- Developer: OpenAI
- Release: April 16, 2025
- Predecessor: OpenAI o3-mini
- Successor: GPT-5 mini
- Type: Generative pre-trained transformer; Reasoning large language model;

= OpenAI o4-mini =

OpenAI reasoning language model

OpenAI o4-mini was a generative pre-trained transformer model created by OpenAI. On April 24, 2025, the o4-mini model was released to all ChatGPT users (including free-tier users) as well as via the Chat Completions API and Responses API. Its retirement from ChatGPT was announced on January 29, 2026, and it was retired on February 13, 2026.

Additionally, OpenAI introduced the o4-mini-high model, which was made available exclusively to paid-tier ChatGPT users. The high model was a slower model which had a higher reasoning effort to produce more accurate responses.
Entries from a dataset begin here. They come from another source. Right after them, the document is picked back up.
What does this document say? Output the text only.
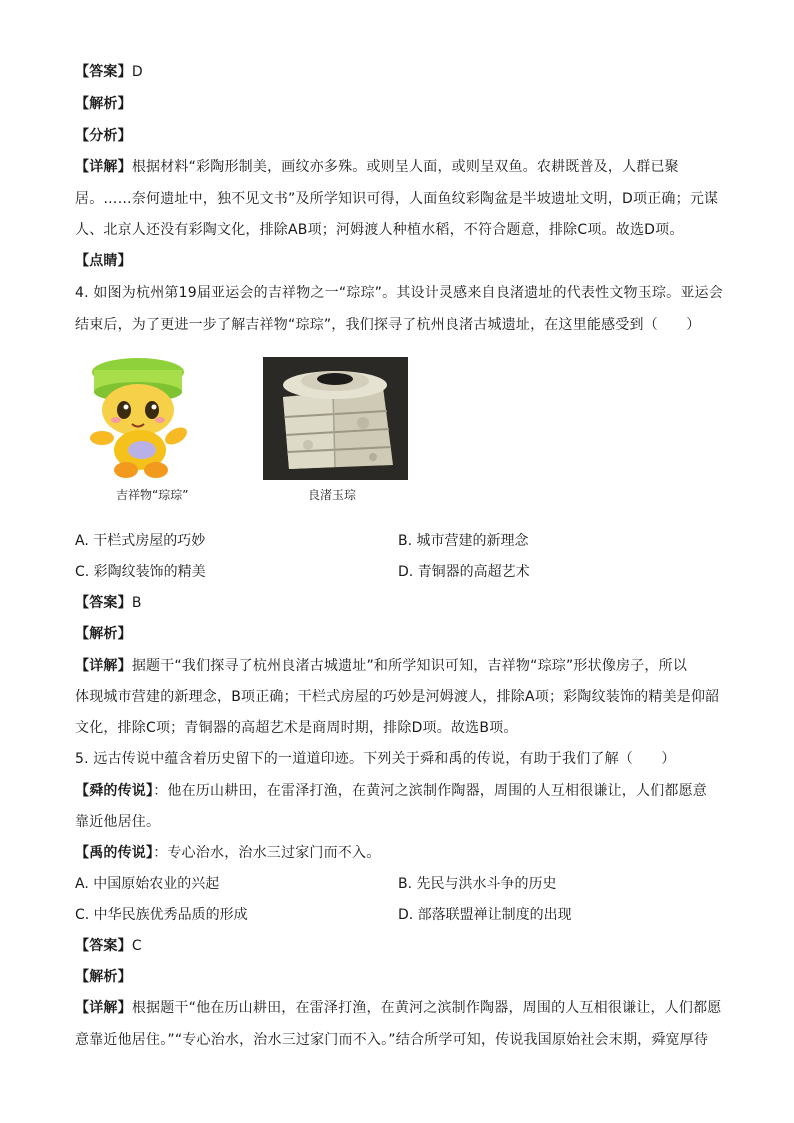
【答案】D
【解析】
【分析】
【详解】根据材料“彩陶形制美，画纹亦多殊。或则呈人面，或则呈双鱼。农耕既普及，人群已聚
居。……奈何遗址中，独不见文书”及所学知识可得，人面鱼纹彩陶盆是半坡遗址文明，D项正确；元谋
人、北京人还没有彩陶文化，排除AB项；河姆渡人种植水稻，不符合题意，排除C项。故选D项。
【点睛】
4. 如图为杭州第19届亚运会的吉祥物之一“琮琮”。其设计灵感来自良渚遗址的代表性文物玉琮。亚运会
结束后，为了更进一步了解吉祥物“琮琮”，我们探寻了杭州良渚古城遗址，在这里能感受到（　　）
吉祥物“琮琮”	良渚玉琮
A. 干栏式房屋的巧妙	B. 城市营建的新理念
C. 彩陶纹装饰的精美	D. 青铜器的高超艺术
【答案】B
【解析】
【详解】据题干“我们探寻了杭州良渚古城遗址”和所学知识可知，吉祥物“琮琮”形状像房子，所以
体现城市营建的新理念，B项正确；干栏式房屋的巧妙是河姆渡人，排除A项；彩陶纹装饰的精美是仰韶
文化，排除C项；青铜器的高超艺术是商周时期，排除D项。故选B项。
5. 远古传说中蕴含着历史留下的一道道印迹。下列关于舜和禹的传说，有助于我们了解（　　）
【舜的传说】：他在历山耕田，在雷泽打渔，在黄河之滨制作陶器，周围的人互相很谦让，人们都愿意
靠近他居住。
【禹的传说】：专心治水，治水三过家门而不入。
A. 中国原始农业的兴起	B. 先民与洪水斗争的历史
C. 中华民族优秀品质的形成	D. 部落联盟禅让制度的出现
【答案】C
【解析】
【详解】根据题干“他在历山耕田，在雷泽打渔，在黄河之滨制作陶器，周围的人互相很谦让，人们都愿
意靠近他居住。”“专心治水，治水三过家门而不入。”结合所学可知，传说我国原始社会末期，舜宽厚待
Unlike earlier models, o4-mini was capable of processing both text and images. It also allowed to perform tasks like analyzing whiteboard sketches during its "chain-of-thought" phase.

== History ==
=== Development and release ===
Sam Altman initially planned to include o4-mini in GPT-5 instead of releasing them as stand-alone models. However, on April 16, 2025, o4-mini was released alongside OpenAI o3 to paid subscribers and via the OpenAI API. Both were released as vision-language models. On April 24, 2025, o4-mini was released to all ChatGPT users, including free-tier users, as well as via the Chat Completions API and Responses API. OpenAI o3 was made only available to paid subscribers.

=== Retirement ===
On January 29, 2026, the retirement of o4-mini was announced. It was retired from ChatGPT on February 13, 2026, alongside GPT-4o, GPT-5, GPT-4.1 mini, and GPT-4.1.